Luton-based children’s charity, Level Trust, aims to remove the barriers that poverty brings to a child’s education by working in partnership with schools and families to ensure that every child has what they need to do their best at school. The charity is a member of the End Poverty coalition and wants more to be done to stop the problem.
CEO Jane Malcolm said: “We know through our work how devastating poverty can be for children. It means that a child might not have the uniform and equipment they need for school.
“They’re unlikely to be able to do fun things in the school holidays and they are more likely to suffer with mental health problems and low self-esteem. They can feel embarrassed about making friends because they feel different and they can have little hope for the future.
“The damage poverty can cause is heart breaking – but it doesn’t have to be like this. That’s why we are joining the call to end child poverty in Luton and across the UK.”

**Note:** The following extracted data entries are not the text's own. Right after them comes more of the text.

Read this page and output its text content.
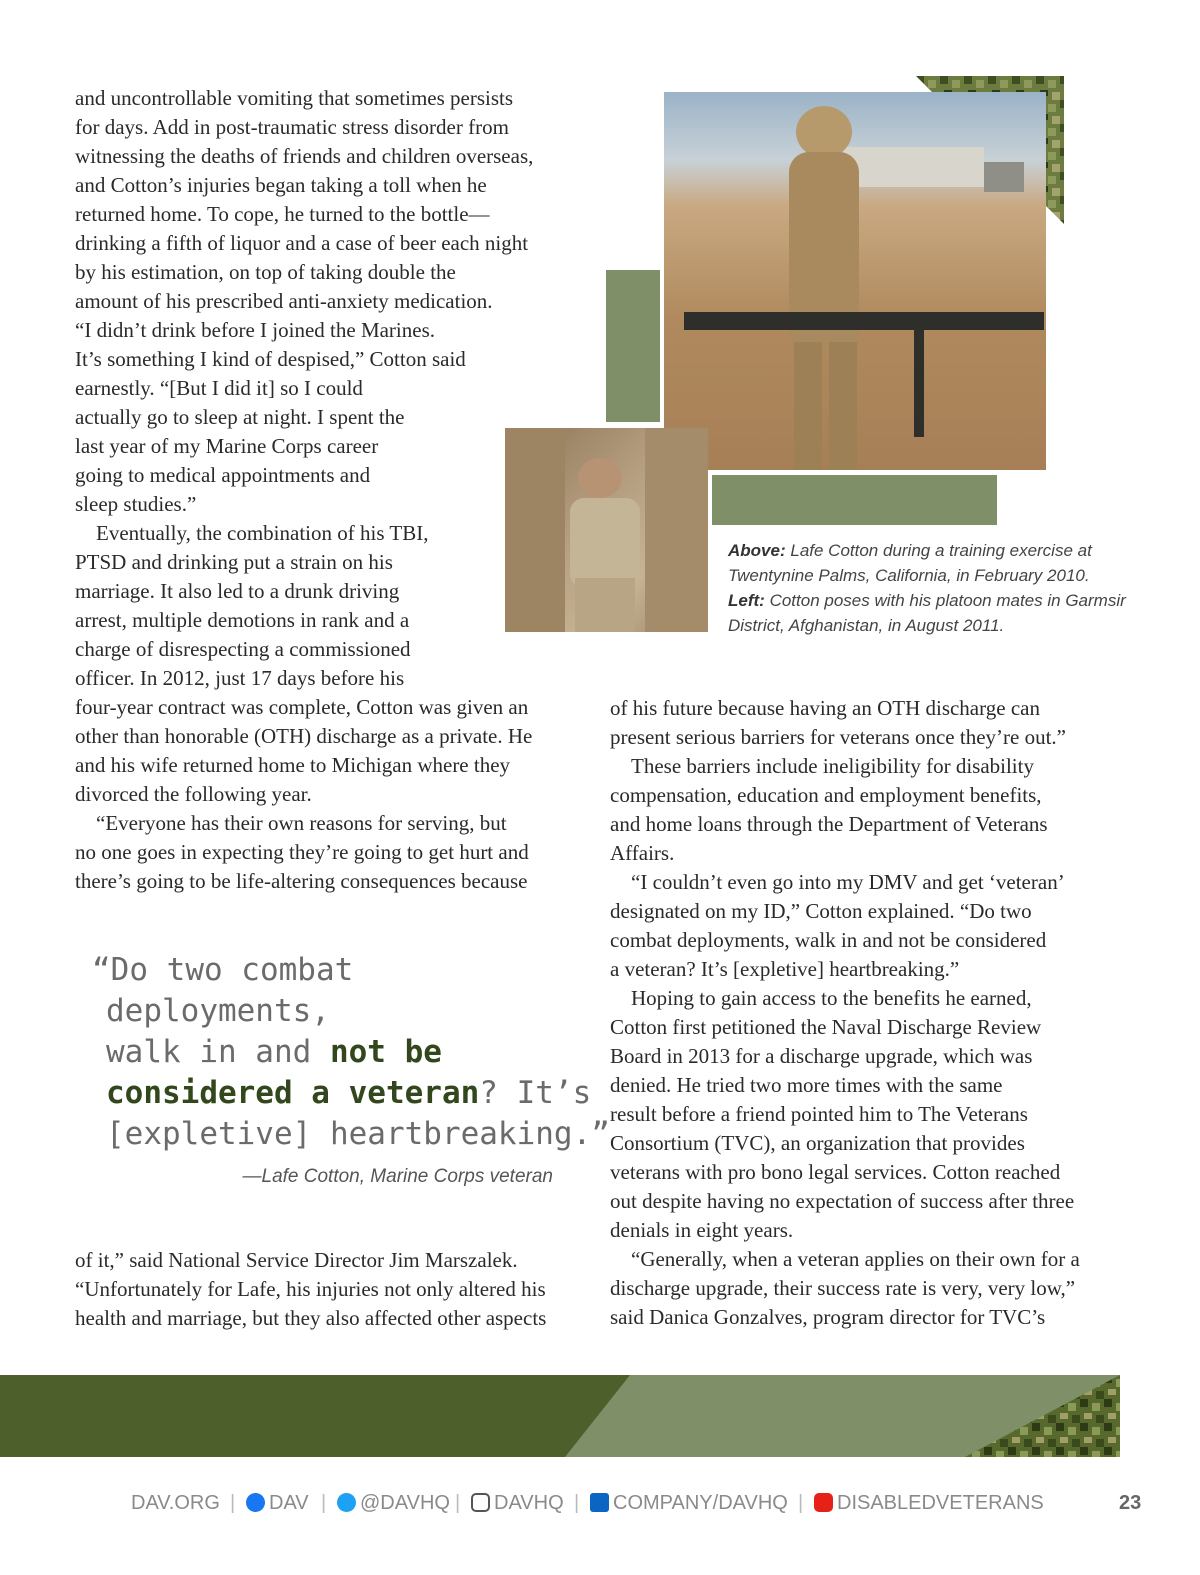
and uncontrollable vomiting that sometimes persists
for days. Add in post-traumatic stress disorder from
witnessing the deaths of friends and children overseas,
and Cotton’s injuries began taking a toll when he
returned home. To cope, he turned to the bottle—
drinking a fifth of liquor and a case of beer each night
by his estimation, on top of taking double the
amount of his prescribed anti-anxiety medication.
“I didn’t drink before I joined the Marines.
It’s something I kind of despised,” Cotton said
earnestly. “[But I did it] so I could
actually go to sleep at night. I spent the
last year of my Marine Corps career
going to medical appointments and
sleep studies.”
Eventually, the combination of his TBI,
PTSD and drinking put a strain on his
marriage. It also led to a drunk driving
arrest, multiple demotions in rank and a
charge of disrespecting a commissioned
officer. In 2012, just 17 days before his
four-year contract was complete, Cotton was given an
other than honorable (OTH) discharge as a private. He
and his wife returned home to Michigan where they
divorced the following year.
“Everyone has their own reasons for serving, but
no one goes in expecting they’re going to get hurt and
there’s going to be life-altering consequences because
“Do two combat
deployments,
walk in and not be
considered a veteran? It’s
[expletive] heartbreaking.”
—Lafe Cotton, Marine Corps veteran
of it,” said National Service Director Jim Marszalek.
“Unfortunately for Lafe, his injuries not only altered his
health and marriage, but they also affected other aspects
of his future because having an OTH discharge can
present serious barriers for veterans once they’re out.”
These barriers include ineligibility for disability
compensation, education and employment benefits,
and home loans through the Department of Veterans
Affairs.
“I couldn’t even go into my DMV and get ‘veteran’
designated on my ID,” Cotton explained. “Do two
combat deployments, walk in and not be considered
a veteran? It’s [expletive] heartbreaking.”
Hoping to gain access to the benefits he earned,
Cotton first petitioned the Naval Discharge Review
Board in 2013 for a discharge upgrade, which was
denied. He tried two more times with the same
result before a friend pointed him to The Veterans
Consortium (TVC), an organization that provides
veterans with pro bono legal services. Cotton reached
out despite having no expectation of success after three
denials in eight years.
“Generally, when a veteran applies on their own for a
discharge upgrade, their success rate is very, very low,”
said Danica Gonzalves, program director for TVC’s
Above: Lafe Cotton during a training exercise at Twentynine Palms, California, in February 2010.
Left: Cotton poses with his platoon mates in Garmsir District, Afghanistan, in August 2011.
DAV.ORG |	DAV |	@DAVHQ |	DAVHQ |	COMPANY/DAVHQ |	DISABLEDVETERANS	23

End Child Poverty is calling for Government to set out an ambitious and credible child poverty-reduction strategy. The strategy includes restoring the link between benefits and inflation, ending the two-child limit on child allowances in tax credits and investing in children’s services such as mental health, education, childcare and social care.
Robin Porter, Chief Executive of Luton Council, said: “Recent reports showing levels of poverty and inequality in the UK are a stark reminder of the scale of the task, not just for Luton but the country as a whole. The level of child poverty in some of Luton’s wards is unacceptable which is why dealing with it is one of the most critical issues facing the council and our communities.
“Our ambitious plans to provide an additional 15,000 local jobs for local people through airport expansion and the increasing number of regeneration projects flourishing in the town are vital.
“In conjunction with this unprecedented development, last January we launched our Inclusive Growth Commission to gather people’s views as to how we can make the exciting changes taking place in the town have a genuine long-lasting impact on their lives. We have also begun a comprehensive range of strategies specifically targeting the children of the town to ensure they have a fair start in life, such as our wide-ranging early years language project and the Flying Start programme for under 5’s.
“I make it very clear, as I come into the role of Chief Executive, that my key aim is to eradicate child poverty. This is a long-term issue needing sustained action but I am absolutely determined to ensure that, as a council, we achieve this vital goal for the benefit of everyone in Luton.”